Unlike his bigoted predecessor, Joe Biden is a firm believer that climate change poses an existential threat to the planet. Accordingly, he wants to make the climate crisis his top priority. To do this, Biden is poised to reinstate environmental policies that have been gutted by the outgoing administration. One of his first acts as US president will likely be re-joining the Paris Climate Change Agreement. This is part of the president-elect’s broader climate agenda which will see the country launch a $2 trillion Clean Energy plan. The aim of this is to put the US on a pathway to achieving net-zero carbon emissions by 2050. All in all, the soon-to-be most powerful man on Earth is sending signals to the rest of the world that he is serious about dealing with climate change.

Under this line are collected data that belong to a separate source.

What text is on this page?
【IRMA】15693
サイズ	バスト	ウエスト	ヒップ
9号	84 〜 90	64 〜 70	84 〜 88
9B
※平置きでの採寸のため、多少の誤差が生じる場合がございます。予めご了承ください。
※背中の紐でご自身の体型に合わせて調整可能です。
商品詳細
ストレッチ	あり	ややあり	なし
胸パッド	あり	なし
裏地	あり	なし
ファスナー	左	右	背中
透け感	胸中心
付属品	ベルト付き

For this very reason, Joe Biden’s presidency is certain to reshape the US energy landscape in the years to come. And there is reason to fret for oil and gas producers. The ambitious climate and environmental goals set out by the incoming administration are not conducive to a flourishing fossil fuel industry. Yet rather than cripple the sector, the new US government will slowly and gradually whittle away at the amount of oil and gas that can be produced. The simplest way of achieving this is by raising costs and imposing tougher restrictions.

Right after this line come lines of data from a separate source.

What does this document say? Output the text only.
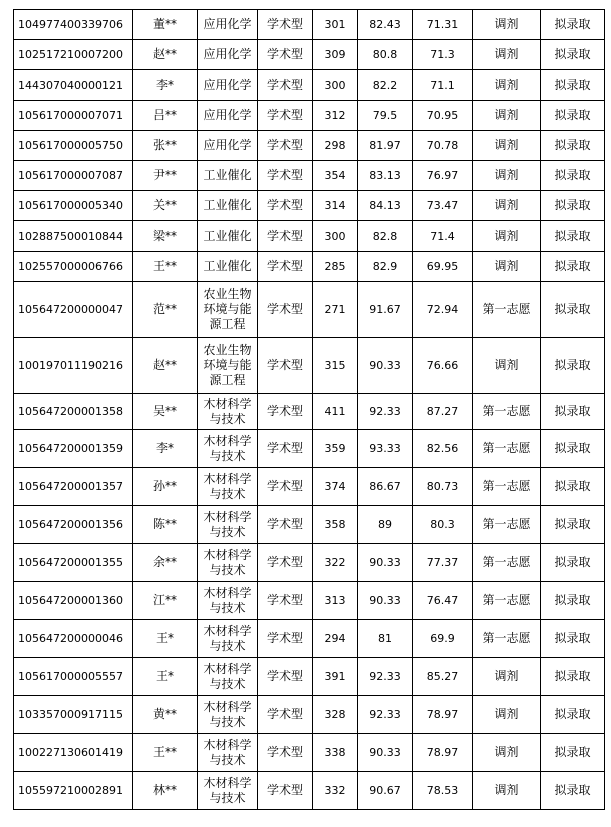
104977400339706	董**	应用化学	学术型	301	82.43	71.31	调剂	拟录取
102517210007200	赵**	应用化学	学术型	309	80.8	71.3	调剂	拟录取
144307040000121	李*	应用化学	学术型	300	82.2	71.1	调剂	拟录取
105617000007071	吕**	应用化学	学术型	312	79.5	70.95	调剂	拟录取
105617000005750	张**	应用化学	学术型	298	81.97	70.78	调剂	拟录取
105617000007087	尹**	工业催化	学术型	354	83.13	76.97	调剂	拟录取
105617000005340	关**	工业催化	学术型	314	84.13	73.47	调剂	拟录取
102887500010844	梁**	工业催化	学术型	300	82.8	71.4	调剂	拟录取
102557000006766	王**	工业催化	学术型	285	82.9	69.95	调剂	拟录取
105647200000047	范**	农业生物环境与能源工程	学术型	271	91.67	72.94	第一志愿	拟录取
100197011190216	赵**	农业生物环境与能源工程	学术型	315	90.33	76.66	调剂	拟录取
105647200001358	吴**	木材科学与技术	学术型	411	92.33	87.27	第一志愿	拟录取
105647200001359	李*	木材科学与技术	学术型	359	93.33	82.56	第一志愿	拟录取
105647200001357	孙**	木材科学与技术	学术型	374	86.67	80.73	第一志愿	拟录取
105647200001356	陈**	木材科学与技术	学术型	358	89	80.3	第一志愿	拟录取
105647200001355	余**	木材科学与技术	学术型	322	90.33	77.37	第一志愿	拟录取
105647200001360	江**	木材科学与技术	学术型	313	90.33	76.47	第一志愿	拟录取
105647200000046	王*	木材科学与技术	学术型	294	81	69.9	第一志愿	拟录取
105617000005557	王*	木材科学与技术	学术型	391	92.33	85.27	调剂	拟录取
103357000917115	黄**	木材科学与技术	学术型	328	92.33	78.97	调剂	拟录取
100227130601419	王**	木材科学与技术	学术型	338	90.33	78.97	调剂	拟录取
105597210002891	林**	木材科学与技术	学术型	332	90.67	78.53	调剂	拟录取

In his campaign manifesto, Joe Biden pledged to ban new oil and gas leasing and permitting on federal land and water. These make a prime source of fossil fuels, accounting for 22% of total US oil output. The move is unlikely to hit too hard in the short to medium-term. Yet looking further ahead, analysts at S&P Global Platts reckon it could knock up to 2 mbpd from total US oil and gas production by the end of 2024.
Other mooted measures aimed at limiting fresh supply from the fossil fuel industry is ending tax subsidies, which are worth about $20 billion per year. There is also talk of modifying royalties to account for climate costs and introducing a carbon tax to limit greenhouse gases. Couple this with a tightening of the regulatory screws and the key takeaway is that fracking will likely become more expensive under Biden. Indeed, analysts at Goldman Sachs reckon the increase in the cost of production could be between $5 and $6 a barrel.

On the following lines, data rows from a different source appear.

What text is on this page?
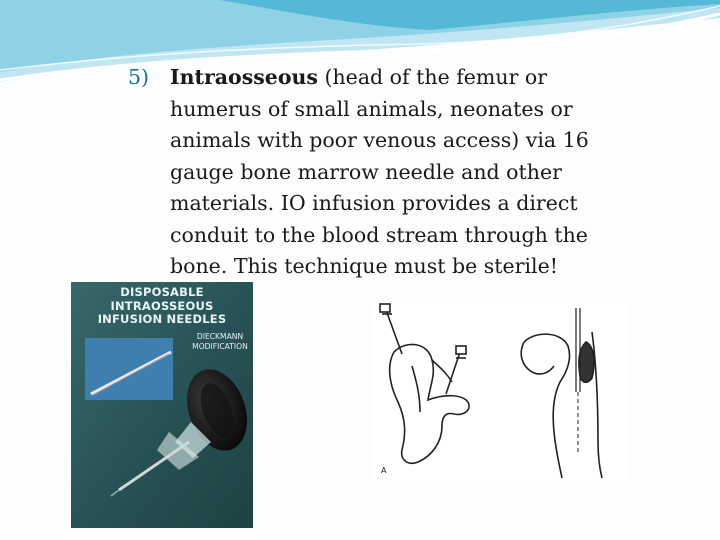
5)	Intraosseous (head of the femur or humerus of small animals, neonates or animals with poor venous access) via 16 gauge bone marrow needle and other materials. IO infusion provides a direct conduit to the blood stream through the bone. This technique must be sterile!
DISPOSABLE
INTRAOSSEOUS
INFUSION NEEDLES
DIECKMANN
MODIFICATION
A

And it’s not only US shale producers that will likely be worse off from a Biden presidency. States and local governments reliant on tax revenues from oil production will be left with a sizeable hole in their finances. All the while, depressing growth in the domestic US oil and gas business may lead to an increase in reliance on foreign energy. Needless to say, this will quash any lingering hopes of American energy independence.
It is easy to portray Joe Biden as the party pooper of the oil and gas industry. After all, he is poised to propel green energy segments forward at the expense of hydrocarbons. However, it must be noted that other factors are also at play. Market forces are increasingly focused on renewables. A prime example is the growing demand for clean energy adoption of electric vehicles. The transition away from fossil fuels is therefore already under way in America. The Biden presidency will merely reinvigorate this process after being hampered by Trump’s school of science.